# Oriskany trip



## dkdiver (Oct 15, 2007)

I have a trip going to the Oriskany tomorrow (the 18th) with a couple of seats open. Send me a PM or give me a ring at (850) 565-7247. It looks like it will be a pretty day.


----------



## Firefishvideo (Jul 1, 2010)

Wish I could, but I'll be doing the work thing:thumbdown:.
Looks to be a beautiful day.


----------



## OnGrade (Aug 7, 2009)

Ive got the same problem as Scott. I heard yall had nice weather today! Ill be thinking about it all day playing in the dirt! Yall have fun.


----------



## reefcreature (Oct 3, 2007)

ah man! to late for me to take off tommorow


----------



## Warhammer (Jun 24, 2010)

Can a brotha get a dive report....Spring is in the air!


----------



## dkdiver (Oct 15, 2007)

Warhammer said:


> Can a brotha get a dive report....Spring is in the air!

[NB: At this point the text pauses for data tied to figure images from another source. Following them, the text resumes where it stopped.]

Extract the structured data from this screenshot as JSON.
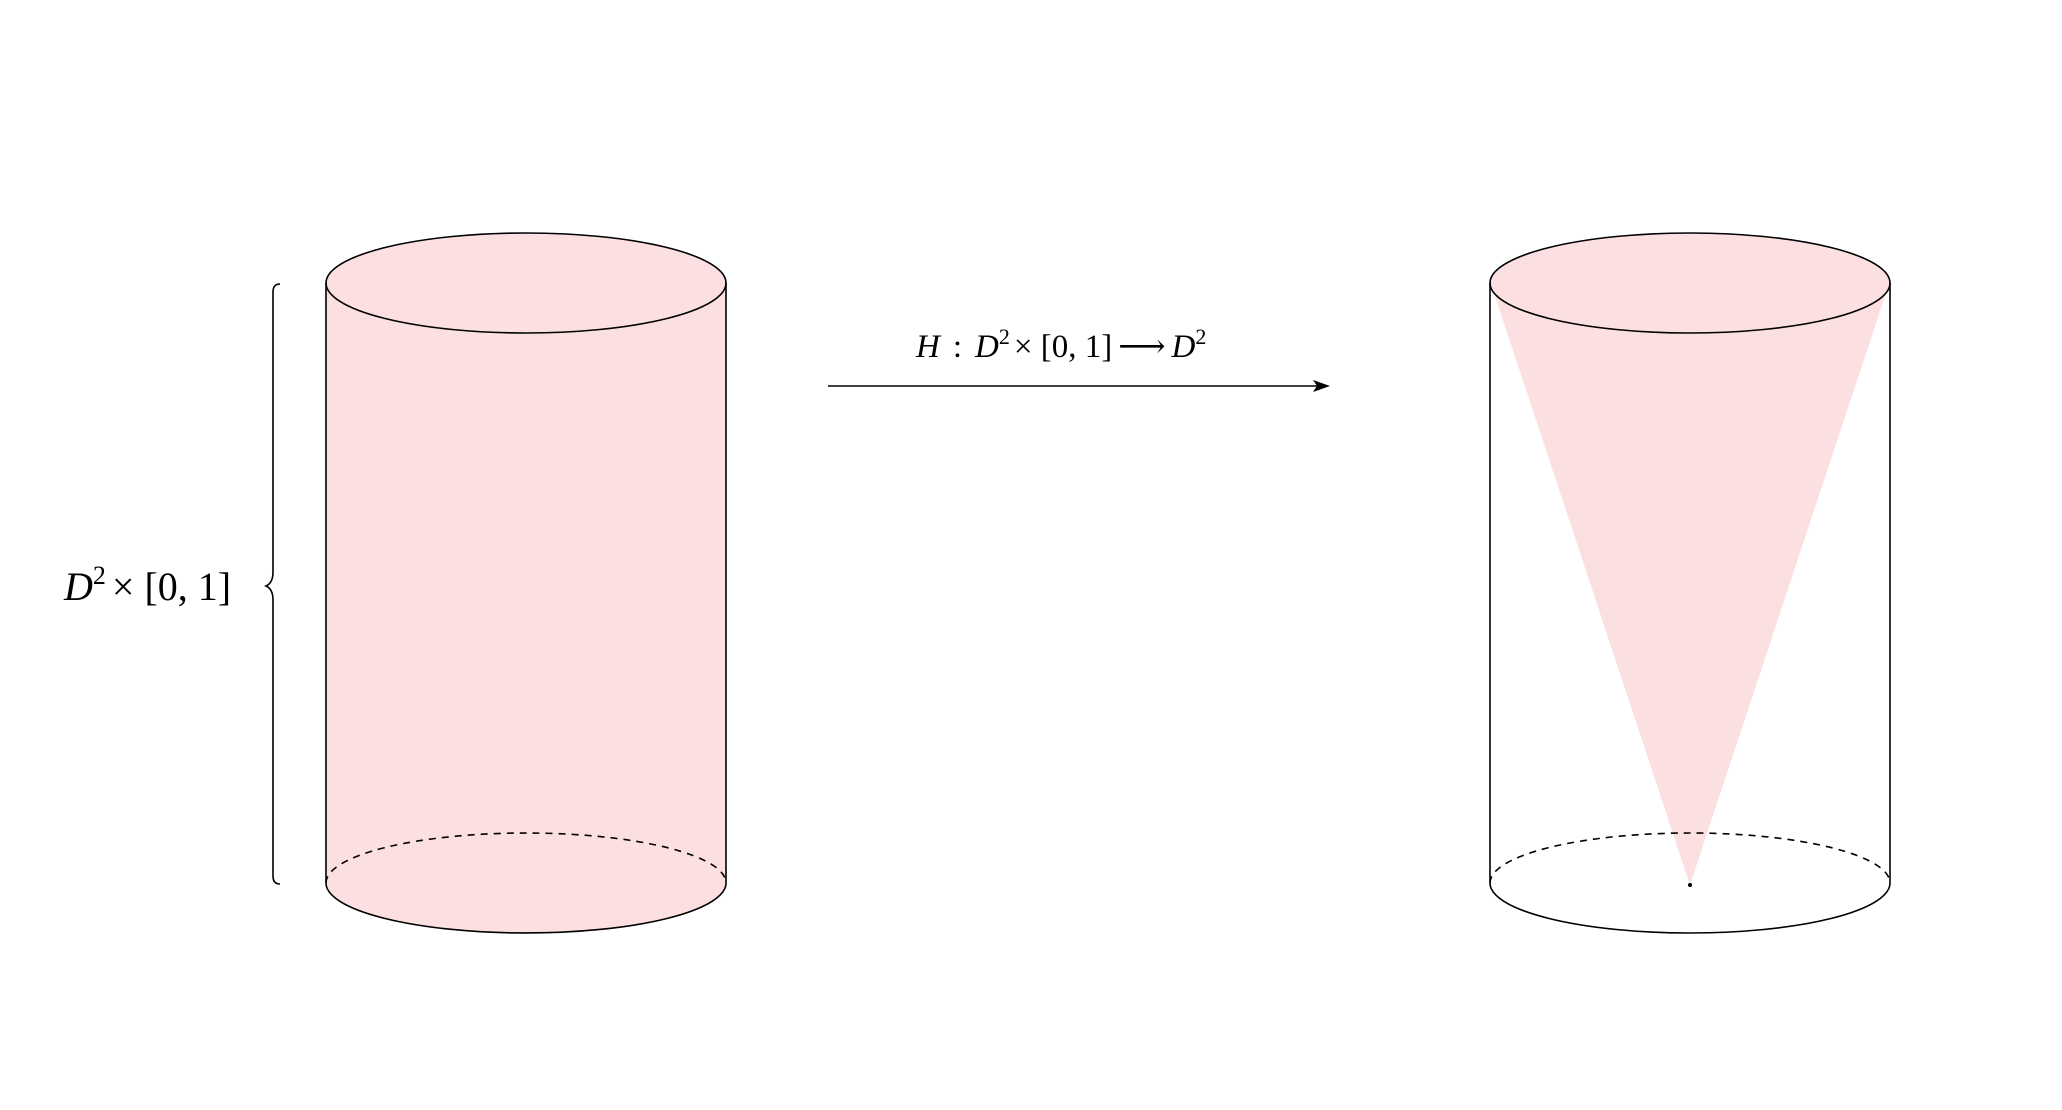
{
  "colors": {
    "fill": "#fcdfe1",
    "stroke": "#000000",
    "background": "#ffffff"
  },
  "left_figure": {
    "label": {
      "base": "D",
      "exponent": "2",
      "rest": "× [0, 1]"
    }
  },
  "arrow": {
    "label": {
      "map_name": "H",
      "colon": ":",
      "domain_base": "D",
      "domain_exponent": "2",
      "domain_rest": "× [0, 1]",
      "arrow_symbol": "⟶",
      "codomain_base": "D",
      "codomain_exponent": "2"
    }
  }
}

Spring was definitely in the air but unfortunately the O trip folded, but I can give a report on the rest of the weekend.

Saturday we were about 18 miles to the SSW of the pass and viz was about 30' with temps about 56-58 (depending on the computer) all the way to the bottom. Lots of fish were moving around as well.

Sunday I made a trip to the Freighter and viz was 20-30 with temps in the same region. There were none of the big bait clouds that we normally see there in the summer but there was a lot of life seemingly becoming more active.

On both trips it seemed to me that the Gulf is getting ready to start coming alive again after the winter. I actually saw a small bait pod and continually saw schools of small fish moving around on the bottom machine. Spring is just around the corner! I hope.


----------



## Clay-Doh (Oct 2, 2007)

Dang it...saw this post at the top and clicked on it...was ready to go tomorrow (the 24th)..but saw it was an older post.


----------